Il bello delle feste come Natale, è che puoi tirare fuori bottiglie che avevi messo da parte da chissà quanto tempo, e avere l’occasione di provare se erano sole o se era roba buona.
Stamattina è saltata fuori una boccia di Beaulieu Vineyard, Special Reserve, Napa Valley Cabernet Sauvignon. Anno 1987!

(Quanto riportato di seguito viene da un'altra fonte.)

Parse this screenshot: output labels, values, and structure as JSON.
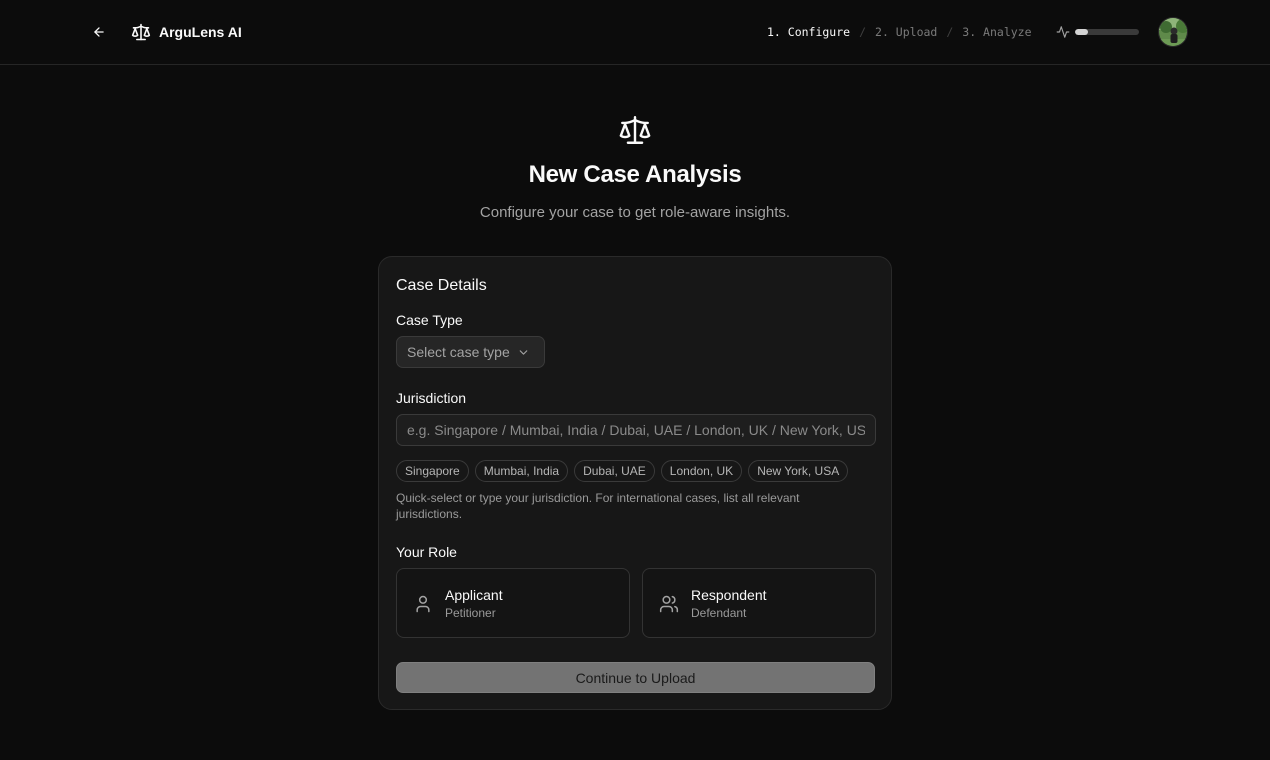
{
  "header": {
    "brand_name": "ArguLens AI",
    "steps": [
      "1. Configure",
      "2. Upload",
      "3. Analyze"
    ],
    "active_step": 0,
    "step_separator": "/",
    "progress": 0.2
  },
  "hero": {
    "title": "New Case Analysis",
    "subtitle": "Configure your case to get role-aware insights."
  },
  "form": {
    "card_title": "Case Details",
    "case_type": {
      "label": "Case Type",
      "value": "Select case type"
    },
    "jurisdiction": {
      "label": "Jurisdiction",
      "value": "",
      "placeholder": "e.g. Singapore / Mumbai, India / Dubai, UAE / London, UK / New York, USA",
      "chips": [
        "Singapore",
        "Mumbai, India",
        "Dubai, UAE",
        "London, UK",
        "New York, USA"
      ],
      "help": "Quick-select or type your jurisdiction. For international cases, list all relevant jurisdictions."
    },
    "role": {
      "label": "Your Role",
      "options": [
        {
          "title": "Applicant",
          "subtitle": "Petitioner",
          "icon": "user-icon"
        },
        {
          "title": "Respondent",
          "subtitle": "Defendant",
          "icon": "users-icon"
        }
      ]
    },
    "continue_label": "Continue to Upload"
  },
  "icons": {
    "back": "arrow-left-icon",
    "brand": "scale-icon",
    "activity": "activity-icon",
    "chevron": "chevron-down-icon"
  },
  "colors": {
    "background": "#0c0c0c",
    "card": "#171717",
    "border": "#2a2a2a",
    "text": "#fafafa",
    "muted": "#a3a3a3",
    "button_disabled": "#737373"
  }
}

L’avevo portata dagli USA l’anno scorso, un regalo di una persona che ci aveva lavorato. Quindi, 1987. Poteva essere uno di quei vini ormai andati, tanto più proveniente da una regione vinicola considerata dai più, diciamoci la verità, barbara. Patria di vini scomposti, spesso caricaturali, tutto muscoli e legno. Specie negli anni passati, vini stracotti dopo qualche anno.
Invece? L’avete capito no? Tutto il contrario, un vino vivissimo ancora dopo quasi ventanni, che non mostra segni di cedimento. Compatto, ricco, raffinato, bevibilissimo e godibilissimo. Un esempio di grande vino, da mostrare a chi non crede che in America si possano produrre vini di questa stoffa.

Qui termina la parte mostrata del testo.